La legge elettorale arriva oggi alla Camera per la discussione generale. Il clima non è certo sereno: dopo lo scontro in Commissione Affari costituzionali di Montecitorio, il cammino dell’Italicum potrebbe essere ad ostacoli.
Il presidente del Consiglio ha già messo le mani avanti: si va avanti a ogni costo. Renzi, però, ha anche lanciato un monito agli alleati e alle forze che cercano di contrastare l’iter della legge, se l’Italicum non passa rassegnerà le dimissioni e si potrebbero dunque aprire scenari finora impensabili.
Sul provvedimento pende il voto di fiducia, che l’esecutivo potrebbe mettere su ognuno dei quattro articoli del testo. Domani dovrebbero essere votate le pregiudiziali di costituzionalità (e di merito, che saranno accorpate), annunciate da Forza Italia. Ma, oltre allo scontro tra maggioranza e opposizioni, c’è tensione anche nel Pd. Da una parte i “dissidenti” che hanno abbandonato la seduta della Commissione e sono stati prontamente rimpiazzati; dall’altro voci isolate, ma di un certo peso, che criticano la riforma.

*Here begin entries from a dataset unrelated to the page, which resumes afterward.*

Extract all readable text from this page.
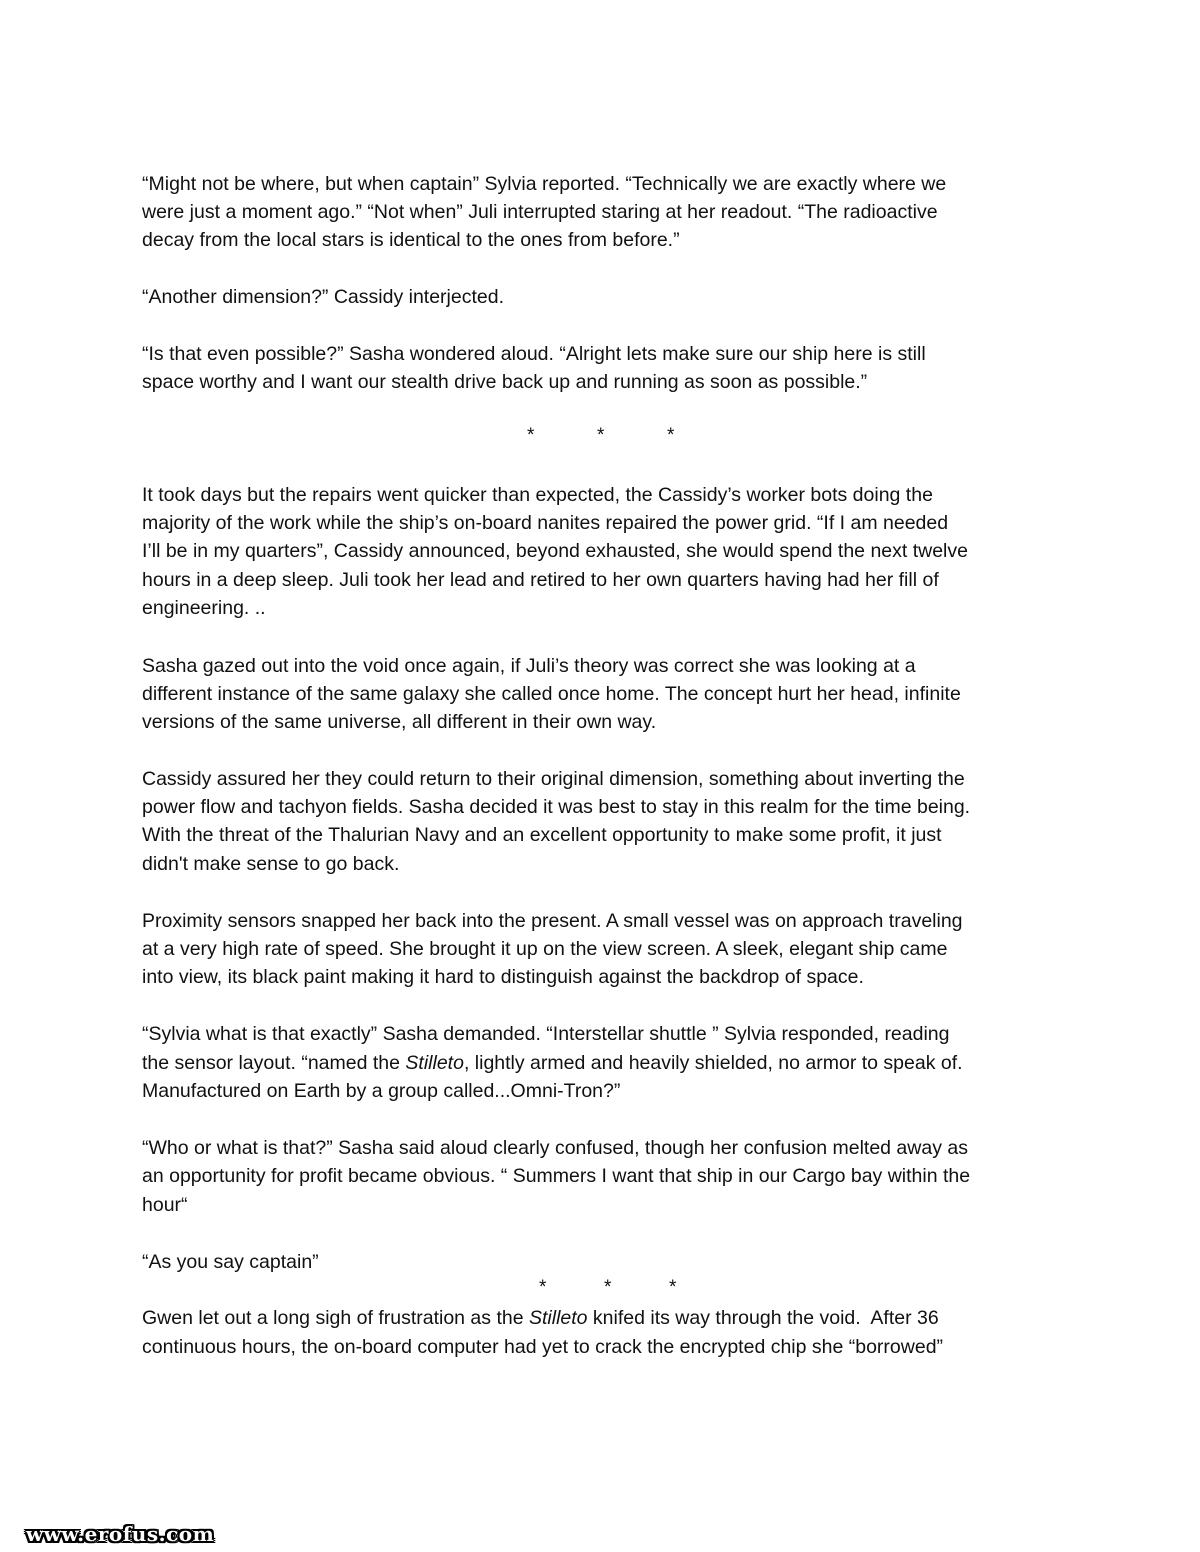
“Might not be where, but when captain” Sylvia reported. “Technically we are exactly where we
were just a moment ago.” “Not when” Juli interrupted staring at her readout. “The radioactive
decay from the local stars is identical to the ones from before.”
“Another dimension?” Cassidy interjected.
“Is that even possible?” Sasha wondered aloud. “Alright lets make sure our ship here is still
space worthy and I want our stealth drive back up and running as soon as possible.”
It took days but the repairs went quicker than expected, the Cassidy’s worker bots doing the
majority of the work while the ship’s on-board nanites repaired the power grid. “If I am needed
I’ll be in my quarters”, Cassidy announced, beyond exhausted, she would spend the next twelve
hours in a deep sleep. Juli took her lead and retired to her own quarters having had her fill of
engineering. ..
Sasha gazed out into the void once again, if Juli’s theory was correct she was looking at a
different instance of the same galaxy she called once home. The concept hurt her head, infinite
versions of the same universe, all different in their own way.
Cassidy assured her they could return to their original dimension, something about inverting the
power flow and tachyon fields. Sasha decided it was best to stay in this realm for the time being.
With the threat of the Thalurian Navy and an excellent opportunity to make some profit, it just
didn't make sense to go back.
Proximity sensors snapped her back into the present. A small vessel was on approach traveling
at a very high rate of speed. She brought it up on the view screen. A sleek, elegant ship came
into view, its black paint making it hard to distinguish against the backdrop of space.
“Sylvia what is that exactly” Sasha demanded. “Interstellar shuttle ” Sylvia responded, reading
the sensor layout. “named the Stilleto, lightly armed and heavily shielded, no armor to speak of.
Manufactured on Earth by a group called...Omni-Tron?”
“Who or what is that?” Sasha said aloud clearly confused, though her confusion melted away as
an opportunity for profit became obvious. “ Summers I want that ship in our Cargo bay within the
hour“
“As you say captain”
Gwen let out a long sigh of frustration as the Stilleto knifed its way through the void.  After 36
continuous hours, the on-board computer had yet to crack the encrypted chip she “borrowed”
*	*	*
*	*	*
www.erofus.com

L’ultima è quella del vice presidente della Camera, Roberto Giacchetti, del Pd, che ha dichiarato che “la legge elettorale è un compromesso: l’Italicum mi piace meno di come era originariamente. Rimango convinto che le preferenze siano un problema serio, che erano meglio i collegi”, non una bocciatura ma una pregiudiziale pesante prima della discussione in Aula.
Sul Corriere della Sera, il vice segretario del Pd, Lorenzo Guerini, cerca di ricompattare il partito sottolineando che “il governo ritiene possibile usare la fiducia solo come extrema ratio. Il tema è come i parlamentari, a viso aperto, vogliono prendersi le responsabilità davanti al Paese, non nascondendosi dietro l’uso improprio del voto segreto”. Sulle “pressioni indebite” di Renzi sul Parlamento denunciate dall’ex segretario Pier Luigi Bersani, Guerini è convinto che “la stragrande maggioranza del Pd” sosterrà la legge e “non ci sarà una frattura lacerante, la divisione è meno marcata di quanto si tende a far vedere”. Infine, il vice segretario bolla come “assolutamente fantasiosa” l’ipotesi circolata in questi giorni secondo cui Denis Verdini potrebbe entrare nel Pd.
Da uno dei dissidenti del Pd, e cioè dal capogruppo dimissionario a Montecitorio Roberto Speranza, giunge un monito a Renzi sulla decisione di mettere la fiducia che “sarebbe una violenza vera e propria al Parlamento italiano” ma allo stesso tempo dall’ex segretario, oggi ministro dei Beni culturali, Franceschini arriva l’appello “agli ex segretari Epifani e Bersani, ma anche a dirigenti di valore come Bindi, Cuperlo e Speranza” di portare a termine “una riforma storica che abbiamo fallito almeno dieci volte” definendo i toni della minoranza del suo partito “apocalittici” e “francamente sproporzionati”.